Messina – ACIREALE 1-0

DISTRAZIONE FATALE
– La solita amnesia difensiva condanna i granata –
– Conforta la tenuta atletica e mentale –

L’Acireale torna dalla trasferta di Messina con la solita sensazione di aver perso un punto importantissimo ai fini della classifica. Il solito errore difensivo condanna i granata a quindici minuti dalla fine dell’incontro. Il Messina trae il massimo vantaggio in una gara  in cui il pareggio sembrava il risultato più giusto per quello visto in campo.
L’Acireale si schiera con il versatile 3-4-3 disegnato ultimamente da mister Infantino: Mannino; Lombardo, D’Angelo, Fascetto, Montella.Puglia, Calà Campana,Pagano; Sene, Riccobono ,Di Piedi.
Sono i granata ad aprile le danze con Fascetto che in due occasioni è pericoloso: al 4’ con una bordata su punizione che sfiora l’incrocio dei pali; passano  4 minuti e il difensore perde il tempo per la conclusione da dentro area di rigore. Senè per poco non sfrutta un errore del portiere del Messina al 16’. Il Messina si fa vivo al 22’ con Catania che impegna Mannino si punizione e su un mischione in area di rigore al 23’ con palla che finisce sul palo. Broso, al 25’ va in gol ma il segnalinee resetta tutto per posizione irregolare dello stesso attaccante messinese.
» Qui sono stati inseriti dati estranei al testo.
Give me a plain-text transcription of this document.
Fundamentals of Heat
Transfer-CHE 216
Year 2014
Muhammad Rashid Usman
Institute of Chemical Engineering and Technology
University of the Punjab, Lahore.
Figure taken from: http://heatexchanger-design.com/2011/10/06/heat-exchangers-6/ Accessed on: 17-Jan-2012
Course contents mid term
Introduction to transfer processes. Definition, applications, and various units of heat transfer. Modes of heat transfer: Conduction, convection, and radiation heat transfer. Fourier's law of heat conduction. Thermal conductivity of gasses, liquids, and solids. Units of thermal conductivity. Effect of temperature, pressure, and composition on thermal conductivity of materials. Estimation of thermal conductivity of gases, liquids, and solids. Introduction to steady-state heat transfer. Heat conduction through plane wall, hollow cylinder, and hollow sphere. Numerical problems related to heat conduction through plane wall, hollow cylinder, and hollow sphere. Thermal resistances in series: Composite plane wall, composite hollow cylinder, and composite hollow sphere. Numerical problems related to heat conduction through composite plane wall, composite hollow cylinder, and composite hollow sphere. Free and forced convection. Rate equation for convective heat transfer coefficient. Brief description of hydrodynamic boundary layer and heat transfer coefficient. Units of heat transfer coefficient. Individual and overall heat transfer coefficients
Ancora Acireale al 30’: Sene prova la deviazione in spaccata ma la sfera finisce tra le braccia del portiere messinese. Un minuto dopo è Mannino a stoppare la conclusione da calcio piazzato di Catania in angolo. LA più ghiotta occasione dell’Acireale capita a Di Piedi che con un perentorio colpo di testa colpisce la traversa al 36’; c’è il tempo per la replica del Messina con Bruno che fallisce la deviazione su cross di Lo Piccolo.
Nella ripresa il Messina è chiamato a riscattare un primo tempo sottotono, ma la prima vera occasione arriva solo al 17’ : Bruno da centro area tira sopra la traversa. Ancora Catania fa correre i brividi a Mannino su calcio piazzato, ma la palla è alta. Al 31’ il vanataggio del Messina: Orefice riesce a servire Cau che crossa in area trovando Broso che stacca tra i due centrali dell’acireale e porta in vantaggio i suoi. L’Acireale si fa vivo al 41’ con Senè che ruba palla sulla trequarti e tira in porta tra i rimbrotti di Di Piedi che chiedeva di essere servito.
La partita finisce qui, con il Messina che fa un passo decisivo verso la salvezza in una stagione travagliata che potrebbe avere strascichi per via delle inadempienze societarie che hanno coinvolto la società peloritana nella scorsa stagione.
L’Acireale, dal suo canto, conferma di essere in buona salute ma riesce sempre a guastarsi la festa per i soliti errori difensivi. Conforta la buona tenuta atletica e mentale, aspetto che Mister Infantino ha tenuto a ribadire nelle interviste post gara.
Domenica al Tupparello c’è da battere la Valle Grecanica, squadra che staziona in zona playoff, per continuare la rincorsa verso una salvezza che è ancora possibile senza ausilio della lotteria dei playout.